Juçara Marçal lançou seu segundo disco solo, Delta Estácio Blues. Um discaço, diga-se. Que, por coincidência, saiu um dia após nossa entrevista com Gustavo Infante que lançou Pássaros, disco onde ele explora o violão com delays, fita cassete, reverbs e outras experimentações. O começo da conversa com Gustavo foi sobre o que é MPB e uma provocação de um amigo que disse que somos a última geração que vai ouvir MPB. Isso por causa das superproduções eletrônicas/pop.
Cresci ouvindo meu pai escutar os clássicos da MPB setentista. Gal, Caetano, Gil, Chico, sambas, bossa. Acho que peguei abuso de tanto que ele escutava. Quando viajávamos pro interior era 1h50min das mesmas fitas k7. Ele tinha duas caixas de fitas. Mudar era botar um disco dos Beatles em casa na radiola.
A certa altura das descobertas musicais conheci o rock/pop dos anos 80 na casa que moro há 10 meses e morei no começo dos anos 90. Quase 30 anos, depois voltei. E o “voltei” quer dizer também sonoramente. Comecei a ouvir de forma inteira os primeiros discos de Gil, Caetano, Gal de Tom Zé. Chico, nunca fui muito chegado. Só o Science. A volta também se deu com Timbalada e Olodum que conheci lá nos anos 90 também. Todos os citados até agora são artistas radiofônicos. Ou eram.

Na incessante luta por música nova, cheguei ao Metá Metá e aos trabalhos solos de Juçara, Kiko Dinucci e Thiago França. Todas obras indispensáveis. E de MPB. Delta Estácio Blues é isso: MPB. Uma mistura que de tão estranha, soa única. Com concisão. E nela eu vejo ecos dos Racionais, de Lia de Itamaracá, de sambas antigos ou novos. De Luiza Lian, Baiana System, de Jotaerre que soltou Tempestade também semana passada, outro discaço. (Para quem chegou agora, Jotaerre é guitarrista da baiana Psirico. A sonoridade está lá na guitarra e na percussão. Inclusive o disco é melhor do que o lançado pela também Baiana System em 2021).
Voltando a Juçara: o que faz de Delta Estácio Blues, um dos discos do ano, é exatamente a exploração sonora e de colaboração. Há diversidade nos arranjos e nas letras do disco.
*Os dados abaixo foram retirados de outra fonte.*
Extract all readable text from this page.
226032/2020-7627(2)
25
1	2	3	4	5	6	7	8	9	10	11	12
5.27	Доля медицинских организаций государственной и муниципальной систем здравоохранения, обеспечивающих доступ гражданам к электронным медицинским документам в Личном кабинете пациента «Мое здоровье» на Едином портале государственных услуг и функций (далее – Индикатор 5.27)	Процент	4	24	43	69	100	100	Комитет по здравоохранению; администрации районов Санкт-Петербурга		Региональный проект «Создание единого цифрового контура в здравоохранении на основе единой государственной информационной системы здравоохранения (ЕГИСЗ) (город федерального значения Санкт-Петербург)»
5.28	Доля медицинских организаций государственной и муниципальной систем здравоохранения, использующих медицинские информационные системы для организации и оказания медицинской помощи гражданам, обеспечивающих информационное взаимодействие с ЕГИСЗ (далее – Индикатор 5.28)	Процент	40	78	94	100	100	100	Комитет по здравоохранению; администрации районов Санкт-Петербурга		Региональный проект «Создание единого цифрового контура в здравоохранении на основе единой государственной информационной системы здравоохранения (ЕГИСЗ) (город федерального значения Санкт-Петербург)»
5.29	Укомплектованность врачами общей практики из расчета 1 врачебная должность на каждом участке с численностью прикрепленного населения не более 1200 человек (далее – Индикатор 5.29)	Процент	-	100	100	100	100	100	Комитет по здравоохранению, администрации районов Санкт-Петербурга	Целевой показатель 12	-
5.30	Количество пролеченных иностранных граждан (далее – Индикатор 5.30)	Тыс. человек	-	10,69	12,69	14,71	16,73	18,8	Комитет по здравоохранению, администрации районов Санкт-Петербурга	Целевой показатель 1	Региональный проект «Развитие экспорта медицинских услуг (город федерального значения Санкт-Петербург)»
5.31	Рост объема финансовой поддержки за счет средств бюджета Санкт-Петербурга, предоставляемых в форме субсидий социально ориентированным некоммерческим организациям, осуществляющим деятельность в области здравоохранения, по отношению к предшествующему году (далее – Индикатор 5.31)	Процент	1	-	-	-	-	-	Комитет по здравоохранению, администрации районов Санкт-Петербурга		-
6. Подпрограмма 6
Juçara dá voz a letristas, artistas como Tulipa Ruiz, Tantão, Ogi, Siba e outros, que se destacam cada um em seu nicho. Mas aqui estão juntos em uma obra densa que a cada audição traz novidades. Se lá nos anos 70 a guitarra causava alvoroço à dita MPB, hoje o eletrônico altamente explorado no disco de Juçara – e de tantos outros artistas – não causa mais essa estranheza toda. Soou estranho sim quando a voz de Juçara chega ao ponto de eu pensar que era Jup do Bairro. No disco que vai de uma Ciranda (pra mim) na abertura com “Vi de Relance a Coroa” e une Robert Johnson a Bide, Baiaco e Ismael Silva, clássicos sambistas cariocas da Estácio na música de Rodrigo Campos que batiza o disco, poderia soar estranho. Mas no caos sonoro e de experimentações – a que se propõe Juçara com seu parceiro Kiko Dinucci, cabe tudo.
O que é a MPB se não juçara emulando velhos e jovens artistas brasileiros? Ontem, hoje e amanhã ouvidos atentos continuarão a descobrir a boa música brasileira. Sem rótulos. Ouça com atenção.